Now the missus and I spent a day strolling the Venice boardwalk last summer and it is laughable that “medical marijuana” clinics seem to have proliferated in the numbers they have. If treating cancer pain were their true mission, would we need dozens of them every few blocks? And why is most of their clientele in their 20s? In point of fact, no medical condition exists that can’t be treated as well or better with other less controversial drugs. In fact marijuana has been available for years by prescription (Marinol) and can be ingested if needed.
I do believe that military metaphors such as the “war on drugs” have made lots of folks feel self-righteous but have accomplished little, and that it is time to decriminalize marijuana (I think all my kids just fainted). Prohibition didn’t work either. Tax the hell out of it and admit that people who intend to use it will find a way, as they do with alcohol. It is the most valuable cash crop in much of California and will remain so as long as pot users want it.
Speaking of alcohol, people often equate the two but there are important differences. (Full disclosure: I have never tried it, although I got punched in the nose in 8th grade for refusing to buy “reefer” from a classmate – this during the Truman administration!) Alcohol is a food which can be processed and eliminated at about an ounce an hour by the liver, which is an organ capable of rapid restoration when injured. Marijuana, by contrast, contains thousands of chemicals (as do cigarettes) and also delivers carbon monoxide and radiation to the lungs. Most worrisome, cannabinoids are deposited in the brain and remain there, probably forever. We know that cannabis disturbs memory, robs users of ambition, and delays the development of adolescent problem-solving ability. If you doubt it, check out the “Occupy Wall Street” protests going on all over the land. Penalties for marijuana use tend to be much more severe in emerging countries which cannot afford an unproductive horde of young people getting high (e.g. India).

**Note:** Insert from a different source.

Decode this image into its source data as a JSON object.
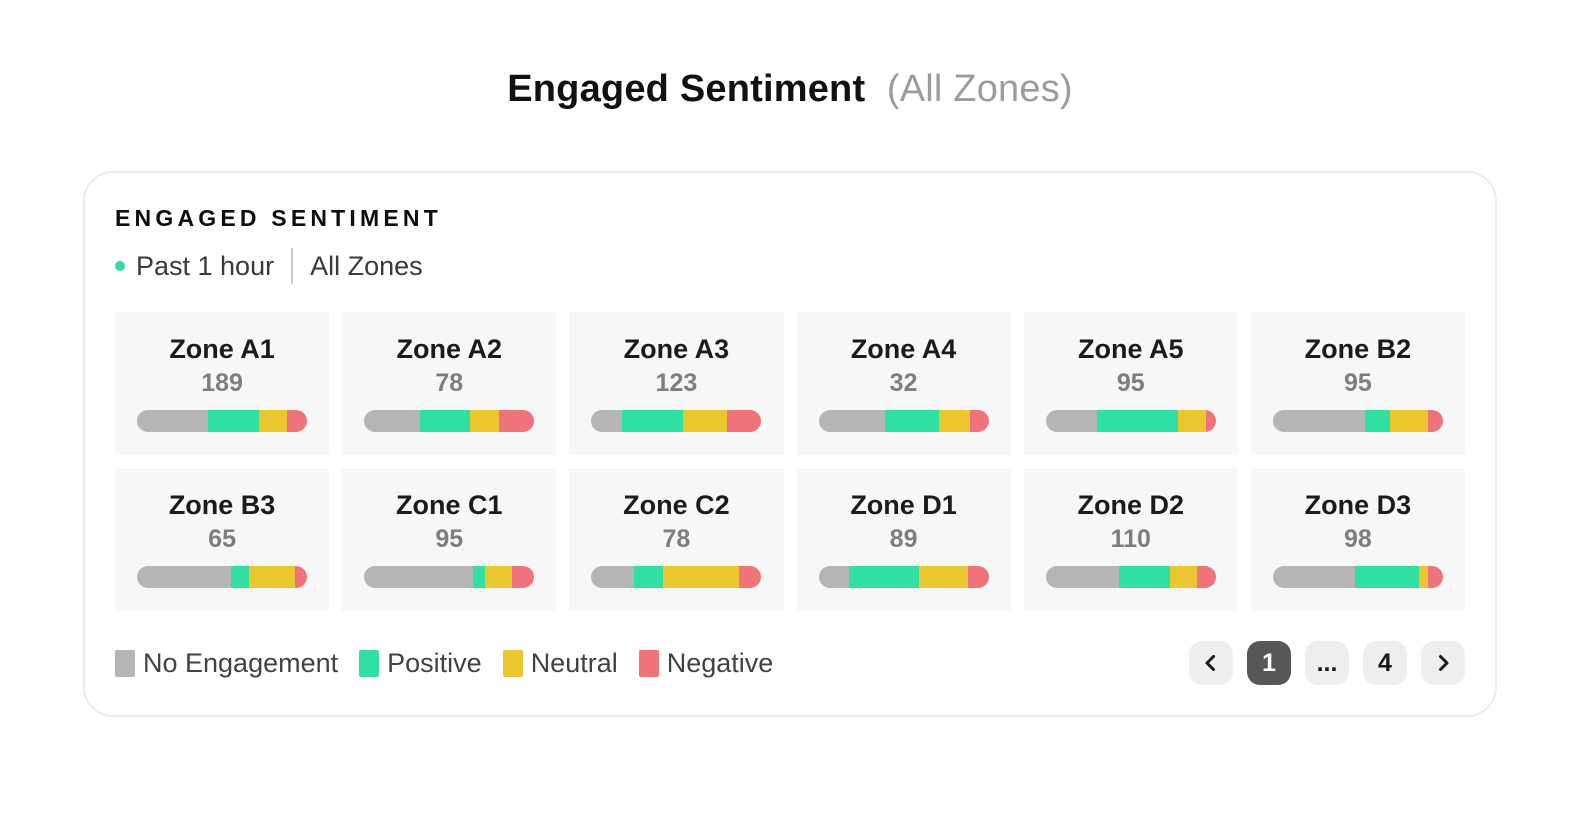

All the arguments against legalization have validity and I’ve used them myself. It is a gateway drug, it is illegal, it is carcinogenic (more so than tobacco), plus the above behavioral issues. Adolescence is challenging enough, and youngsters are influenced by their peers which makes their choice of friends critical. The family remains the #1 bulwark against all the traps teenagers must avoid, including drugs and alcohol, premature and reckless sex, careless driving, etc. Government at any level is a poor substitute, especially when its messages are purposely kept free of traditional moral standards. And it doesn’t help when, for example, Obamacare enshrines the “right” of young people up to 26 to remain dependents on their parents’ insurance. Are we heading for the European model, where we stay in school until 30 and retire at 50?
Decriminalizing pot is a gamble. One hopes that law enforcement would be able to go after heavy drugs, that prison populations would go down, that tax revenues would help fund rehab programs, etc. Alcohol is far more destructive to society in terms of drunk driving, domestic abuse, and actual medical costs, but trying to make it illegal backfired. (I hope you’re all watching “Boardwalk Empire, by the way) I’m not a libertarian by any means, but it’s obvious that there are things the Nanny State is no good at, and trying to regulate stupid behavior is not an effective use of taxpayers’ dollars.